The title of a germinal book by Edward Said. Influenced by Michel Foucault, Said saw orientalism as a multi-faceted entity:

  • an academic discipline;
  • "a style of thought based upon an ontological and epistemological distinction" between the occident and the orient; and
  • "a Western style for dominating, restructuring, and having authority over the Orient".

In Said's view, occident and orient are constructed in mutual and perfect opposition: the west white, civilized, rational, productive, masculine; the east dark, primitive, irrational, lazy, feminine. The dichotomy justifies colonization and defines its disciplinary goals - to "civilize" the orient - but also sets its limits: the colonized can never be truly "occidentalized", both by definition and because of orientalism's structural importance for western self-definition.

Yet Said reproduces the very knowledge structure he challenges by focusing on texts by western writers, occluding both non-western texts and the "lives, histories, and customs" of the inhabitants of the orient and the "brute reality" of their existence, which he can only "acknowledge...tacitly" (5). The end result is that they remain, once again, invisible, spoken about, but not speaking.

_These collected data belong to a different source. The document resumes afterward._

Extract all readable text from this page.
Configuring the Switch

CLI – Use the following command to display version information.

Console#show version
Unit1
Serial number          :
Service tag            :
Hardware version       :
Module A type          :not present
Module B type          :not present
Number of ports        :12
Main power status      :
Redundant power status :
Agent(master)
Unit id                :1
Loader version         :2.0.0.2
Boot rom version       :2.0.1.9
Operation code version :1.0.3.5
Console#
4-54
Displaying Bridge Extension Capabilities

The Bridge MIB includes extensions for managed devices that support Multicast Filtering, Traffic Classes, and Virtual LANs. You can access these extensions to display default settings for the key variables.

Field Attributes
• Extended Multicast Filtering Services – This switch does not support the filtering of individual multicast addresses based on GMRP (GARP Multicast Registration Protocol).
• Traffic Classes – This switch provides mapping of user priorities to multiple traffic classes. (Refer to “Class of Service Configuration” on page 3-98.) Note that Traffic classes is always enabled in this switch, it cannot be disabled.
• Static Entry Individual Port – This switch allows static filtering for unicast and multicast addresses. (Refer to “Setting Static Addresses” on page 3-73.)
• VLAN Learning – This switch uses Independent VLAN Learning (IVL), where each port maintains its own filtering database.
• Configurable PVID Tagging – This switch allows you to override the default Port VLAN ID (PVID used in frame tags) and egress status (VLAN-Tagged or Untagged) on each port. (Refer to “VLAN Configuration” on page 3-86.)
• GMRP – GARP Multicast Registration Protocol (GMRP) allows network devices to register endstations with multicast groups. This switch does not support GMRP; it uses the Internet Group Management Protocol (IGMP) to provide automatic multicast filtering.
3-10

Homi Bhabha, in one reading of orientalist texts, draws attention to moments when colonial authority falters and wavers under questioning by the colonized. He names this subversive querying hybridity, "the strategic reversal of the process of domination through disavowal"; its effect is to "turn the gaze of the discriminated back upon the eye of power". Said's orientals are silent, but Bhabha's "resist" through "sharp" and "wily" "discursive disturbance": they challenge, seek clarification, disbelieve, and reinterpret, and thus subtly change the terms of discourse. They seditiously mimic western discourse as "a form of defensive warfare", responding with a "sly civility" which appears politely quiescent to, yet parries, colonial discipline. Their knowledges, "disavowed" by the colonizers, "return" in colonial texts "to make the presence of authority uncertain". A true Foucaultian play of power and resistance is evidenced in Bhabha's innovative reading.


The quotations from Edward Said are taken from Orientalism. Those from Homi Bhabha are from his article "Signs Taken for Wonders", found in a number of places, including his book The Location of Culture.